Mexico has 3,152 kilometers (1,959 miles) of pipeline projects under construction that all together total an estimated $7.37 billion of investment. All of the projects are officially slated to come online this year, the Secretaría de Energía (Sener) said in a gas pipeline status report published Thursday.

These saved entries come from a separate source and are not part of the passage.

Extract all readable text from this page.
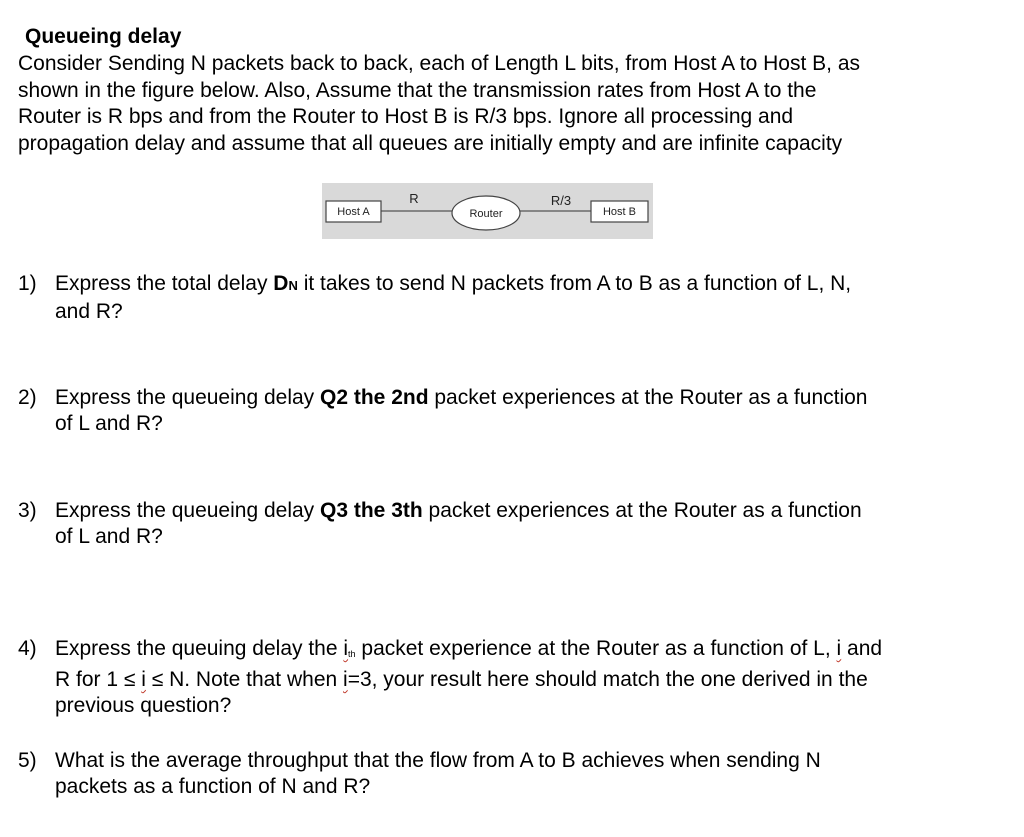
Queueing delay
Consider Sending N packets back to back, each of Length L bits, from Host A to Host B, as
shown in the figure below. Also, Assume that the transmission rates from Host A to the
Router is R bps and from the Router to Host B is R/3 bps. Ignore all processing and
propagation delay and assume that all queues are initially empty and are infinite capacity
Host A	Router	Host B
R	R/3
1) Express the total delay DN it takes to send N packets from A to B as a function of L, N,
and R?
2) Express the queueing delay Q2 the 2nd packet experiences at the Router as a function
of L and R?
3) Express the queueing delay Q3 the 3th packet experiences at the Router as a function
of L and R?
4) Express the queuing delay the ith packet experience at the Router as a function of L, i and
R for 1 ≤ i ≤ N. Note that when i=3, your result here should match the one derived in the
previous question?
5) What is the average throughput that the flow from A to B achieves when sending N
packets as a function of N and R?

Trade volumes rose in four of the six regions in June, while falling in regions 4 and 6. Region 4 includes the states of Zacatecas, Jalisco, Colima and Aguascalientes in the central-southwest, while region 6 covers the Yucatán peninsula in the southeast, an area that has suffered from gas supply shortages.

Marketers reported 183 total transactions, versus 179 in May. The CRE screened out seven atypical transactions before calculating the indexes.

Regions 5, 3 and 1 accounted for a combined 78.7% of total volume traded. Region 3, which covers the northeastern states of Nuevo León and Tamaulipas, is adjacent to the Eagle Ford Shale, which runs from South Texas into Mexico.

In addition to the TransCanada pipeline, the $609 million Nueva Era pipeline system, a joint venture between Howard Energy Partners and Grupo Clisa, entered operation in June. The system transports gas from the Eagle Ford to Nuevo León state in trading region 3.

The highest average gas price for June, at $4.507/MMBtu, was reported in region 4. The lowest average price, at $3.93/MMBtu, was in region 3.

Since the current government took power in 2012, Mexico has added 4,639 kilometers (2,883 miles) of gas pipelines to the national network, the Sener report said, up from 3,392 kilometers (2,107 miles) reported in the May report. The report said pipelines in operation currently traverse just under 16,000 kilometers (9,941 miles).

Sener had previously forecast that the national pipeline network would be approaching 20,000 kilometers (12,427 miles) by 2018, but social opposition and technical challenges have delayed or scuttled some pipeline proposals.